Forecasters predict big kicker as school funding decisions loom
Wednesday, February 27, 2019
Economic forecasters set the foundation Wednesday for school funding decisions in the 2019 Legislature.
They predicted that a growing but uncertain economy would result in personal and corporate tax kickers for 2019-21. But already legislators are eyeing the possibility of those kickers being directed to schools or to pay down the state’s Public Employees Retirement System debts.
Looming in the next few days is the Joint Ways and Means Committee co-chairs’ budget framework, which is expected to fall short of what school business officials say they need to maintain services.
The March forecast for 2017-19 net combined resources increased $147.8 million from the December forecast, according to the Legislative Revenue Office.
Mark McMullen and Josh Lehner of the Office of Economic Analysis presented the March revenue forecast to a joint hearing of the House Revenue Committee and the Senate Finance and Revenue Committee on Wednesday.
With the 2017-19 biennium drawing to a close, they expect General Fund revenue to exceed 2017 forecasts by $1.1 billion, resulting in a kicker refund. The state predicts a $748.5 million personal kicker for 2019-21 and a $352.8 million corporate kicker dedicated to K-12 education.
McMullen said that one of Oregon’s economic problems has been that the state must pay out a large refund just as the economy starts to falter.
Oregon’s economy is slowing down but still chugging along, McMullen said, but a drop in personal income tax collection in the last quarter is cause for concern. He stressed that federal tax law changes have created forecasting uncertainty.
The 2019-21 forecast was revised up $68 million from December to $24 billion in combined resources.
The quarterly report will be the basis for most 2019 Legislature budget decisions. The Legislature will get another economic report May 15 that will set the bar for the 2019-21 balanced budget, including the State School Fund.
The Oregon Association of School Business Officials estimates school districts would need a $9.13 billion State School Fund to maintain current service levels.
Based on the November revenue report, Gov. Kate Brown’s balanced budget called for an $8.97 billion State School Fund with an additional $100 million for PERS side accounts to offset school districts’ rates and $170 million to partially fund the High School Success Fund (Measure 98).
Oregon’s leading education advocacy groups, including OSBA, are calling for full Measure 98 funding of $303 million and an additional $1 billion School Improvement Fund to give districts resources to make local decisions to improve student achievement.
The Joint Ways and Means Committee co-chairs are expected to release their budget framework in the next week.

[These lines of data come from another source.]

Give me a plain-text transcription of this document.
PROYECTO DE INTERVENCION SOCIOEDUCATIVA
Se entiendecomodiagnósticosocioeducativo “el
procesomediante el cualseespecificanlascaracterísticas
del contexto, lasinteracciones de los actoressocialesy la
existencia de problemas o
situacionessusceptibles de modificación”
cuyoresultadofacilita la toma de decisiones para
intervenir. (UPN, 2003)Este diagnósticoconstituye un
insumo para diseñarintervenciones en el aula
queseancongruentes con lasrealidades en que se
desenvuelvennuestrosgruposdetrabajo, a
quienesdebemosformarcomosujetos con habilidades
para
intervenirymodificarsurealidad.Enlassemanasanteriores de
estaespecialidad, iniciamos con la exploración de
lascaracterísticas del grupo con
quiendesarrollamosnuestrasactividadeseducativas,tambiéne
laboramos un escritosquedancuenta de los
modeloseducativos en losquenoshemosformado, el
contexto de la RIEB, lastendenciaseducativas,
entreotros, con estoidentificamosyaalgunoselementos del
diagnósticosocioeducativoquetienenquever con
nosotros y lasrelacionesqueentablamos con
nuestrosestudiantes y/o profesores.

Without new revenue, the co-chairs’ budget is expected to fall short of OASBO’s current service level estimate.
OSBA has been advocating for revenue reform and cost containment to increase education spending. Education advocates and legislators have linked Oregon’s poor graduation rates, short school year and lagging test results to chronic underfunding of the state’s public school system.
The Legislature’s Joint Committee on Student Success has identified a need for more than $2 billion in new education spending, but it is still working on how much Oregon can do this biennium and how to pay for it.